Per the report, Christian filmmaker and actor Kevin Sorbo told Fox News that after his film "Let There Be Light" came out years ago, he got a call from Netflix.
"They said 'Hey, we see that you have a big step inside this family-friendly world, we'd like to set up an inspirational division here at Netflix'."
Sorbo said that he had three meetings with the media streaming giant. But after buttering him up with promises of future plans, Sorbo didn't hear a word from them. That was "a couple years ago."
"They were wonderful. They were very nice to me," Sorbo said. "And yet, it's just weird that they didn't want to follow through what they told me they wanted to do."
The Christian filmmaker said he had wonderful scripts for television and movies for the service. The themes, however, could potentially offend many consumers who are not particularly fond of seeing religious contents.
Then there's also the issues of political correctness. So while they are "nice" and verbally "patronizing" of Christian films, these same entertainment elites would more likely give their support on materials that could bring in bigger revenue.
"There are those in power right now in government and within the culture that would silence anyone who simply just doesn't agree with them," Dave Welch, Executive Director of the Houston Area Pastor Council, told KTRH.
Church leaders are agreed that this attempts to mute and disregard conservative viewpoints on polarized issues like abortion and same-sex marriages are also "anti-American."

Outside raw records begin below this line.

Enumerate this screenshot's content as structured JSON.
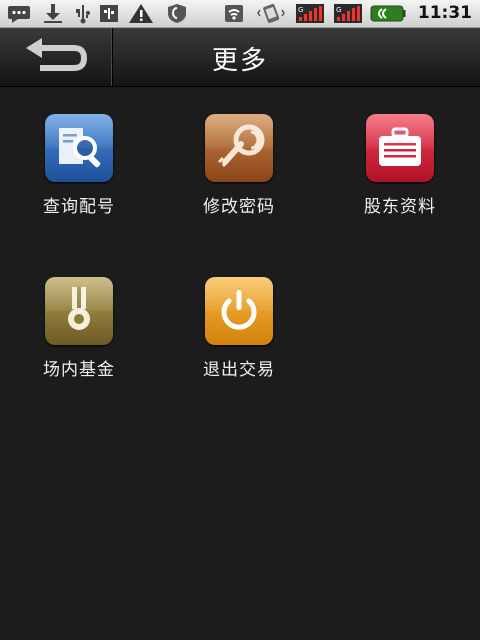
{
  "status_bar": {
    "time": "11:31",
    "icons": [
      "chat-icon",
      "download-icon",
      "usb-icon",
      "warning-icon",
      "shield-icon",
      "wifi-icon",
      "vibrate-icon",
      "signal-icon",
      "signal-icon",
      "battery-icon"
    ]
  },
  "header": {
    "title": "更多",
    "back_icon": "back-arrow-icon"
  },
  "menu": {
    "items": [
      {
        "label": "查询配号",
        "icon": "search-document-icon",
        "color": "#2d6fc1"
      },
      {
        "label": "修改密码",
        "icon": "key-icon",
        "color": "#b0642a"
      },
      {
        "label": "股东资料",
        "icon": "briefcase-icon",
        "color": "#d8243a"
      },
      {
        "label": "场内基金",
        "icon": "medal-icon",
        "color": "#8e7a38"
      },
      {
        "label": "退出交易",
        "icon": "power-icon",
        "color": "#e79a17"
      }
    ]
  }
}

Welch also pointed at the hypocrisy of Hollywood liberals castigating bullies, but they were doing the same thing to Christians.
Welch then called for a unified stance against bullying in Hollywood by supporting those who are firmly standing their ground on what they believe.
"The truth of the matter is, you can only be silenced if you're willing to be silenced," he said.
David Robertson, director of Third Space in Sydney, offered another take on this "Cancel Culture." He wrote that perhaps the best way to cancel the "Cancel Culture" is to show the opposite of retaliation.
"Instead of the Church signing up to the cancel culture, perhaps it's time for us to cancel the cancel culture. However there is a biblical cancel culture" he said.
Robertson quoted Isaiah 43:25 and said that Christians could learn from it given the cancel culture society's inability to forgive and forget.
"As a Christian I celebrate the forgiveness of God, bought at great price through the cross, and offer that forgiveness to all - whatever their race, gender, social status. That's a cancel culture to rejoice in."